MORGAN STANLEY: This Stock Market Is A Lot Like Kobe Bryant
APThe S&P 500 closed at an all-time high on Thursday.
And this rally has largely caught off guard Morgan Stanley's Adam Parker, who raised his year-end price target on the S&P ot 1,600 just a month ago.
"The truth is that we are starting to think our year-end target is too low – already," says Parker in his note today.

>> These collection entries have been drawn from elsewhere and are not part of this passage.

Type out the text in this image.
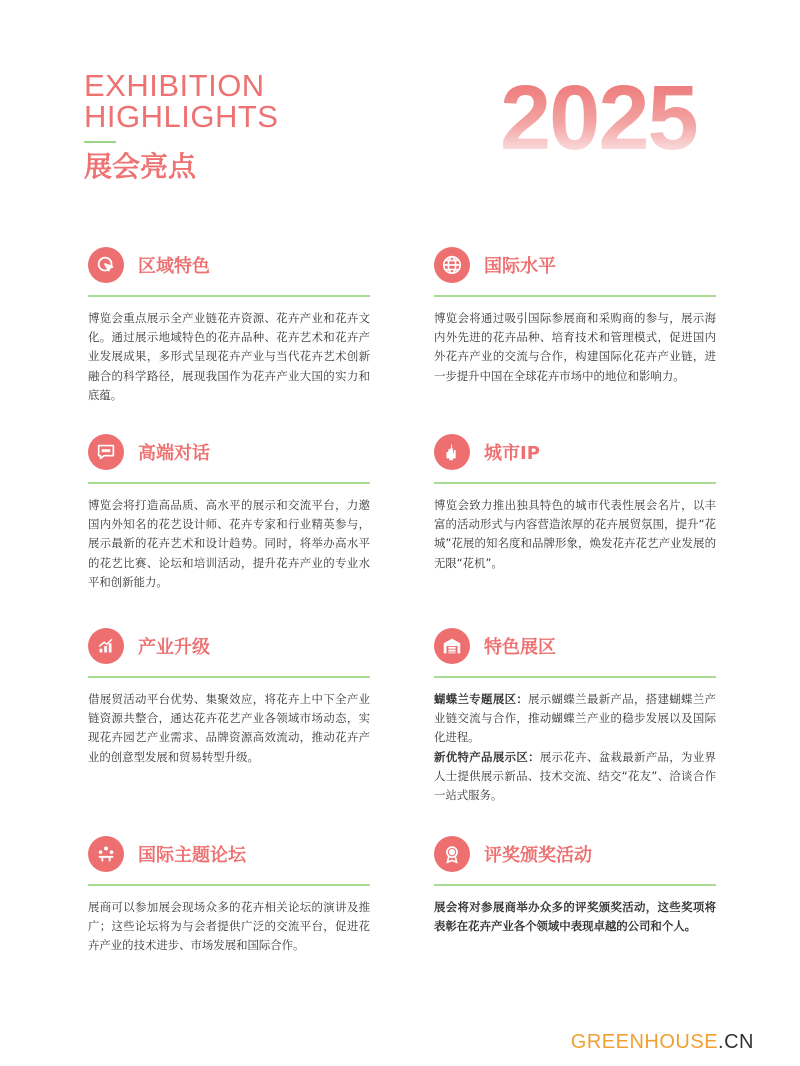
EXHIBITION
HIGHLIGHTS
展会亮点	2025
区域特色
博览会重点展示全产业链花卉资源、花卉产业和花卉文化。通过展示地域特色的花卉品种、花卉艺术和花卉产业发展成果，多形式呈现花卉产业与当代花卉艺术创新融合的科学路径，展现我国作为花卉产业大国的实力和底蕴。
国际水平
博览会将通过吸引国际参展商和采购商的参与，展示海内外先进的花卉品种、培育技术和管理模式，促进国内外花卉产业的交流与合作，构建国际化花卉产业链，进一步提升中国在全球花卉市场中的地位和影响力。
高端对话
博览会将打造高品质、高水平的展示和交流平台，力邀国内外知名的花艺设计师、花卉专家和行业精英参与，展示最新的花卉艺术和设计趋势。同时，将举办高水平的花艺比赛、论坛和培训活动，提升花卉产业的专业水平和创新能力。
城市IP
博览会致力推出独具特色的城市代表性展会名片，以丰富的活动形式与内容营造浓厚的花卉展贸氛围，提升“花城”花展的知名度和品牌形象，焕发花卉花艺产业发展的无限“花机”。
产业升级
借展贸活动平台优势、集聚效应，将花卉上中下全产业链资源共整合，通达花卉花艺产业各领域市场动态，实现花卉园艺产业需求、品牌资源高效流动，推动花卉产业的创意型发展和贸易转型升级。
特色展区
蝴蝶兰专题展区：展示蝴蝶兰最新产品，搭建蝴蝶兰产业链交流与合作，推动蝴蝶兰产业的稳步发展以及国际化进程。
新优特产品展示区：展示花卉、盆栽最新产品，为业界人士提供展示新品、技术交流、结交“花友”、洽谈合作一站式服务。
国际主题论坛
展商可以参加展会现场众多的花卉相关论坛的演讲及推广；这些论坛将为与会者提供广泛的交流平台，促进花卉产业的技术进步、市场发展和国际合作。
评奖颁奖活动
展会将对参展商举办众多的评奖颁奖活动，这些奖项将表彰在花卉产业各个领域中表现卓越的公司和个人。
GREENHOUSE.CN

In a note titled "Five Things We've Been Thinking," Parker says that the market kind of reminds him of basketball star Kobe Bryant, who went down on Friday night with a potentially career-ending injury.
Here's Parker:
3) Mamba: Kobe Bryant, the famous basketball player, is scoring the most points and playing the most minutes for anyone his age in the history of the NBA this season, until his injury last week. He is known for his relentlessness. It got us thinking this weekend that the magnitude and duration of the recent market rally are kind of Mamba-esque. Through the end of March, the market is up nine of the last ten months, and by 17.4% over that time frame (not counting another 1.25% month-to-date in April). This is the 34th time in the past 50 years that the market has rallied for 9 out of 10 months, and only one of those rallies went 10 for 10. There have been 139 out of the 582 10-month periods where the market rally was larger, meaning that while this has been a big rally, it has been marked more by its steadiness and relentlessness than its sheer magnitude. As our work has shown for some time, the week-over-week changes in the Fed balance sheet and the S&P500 are highly entrained, and we think that this is certainly responsible for the durability and consistency of the market rally over the last ten months.
Interestingly, Parker only seems to focus on the good things like Bryant's "relentlessness," and not his sudden injury.
Perhaps he's hoping to use that analogy later.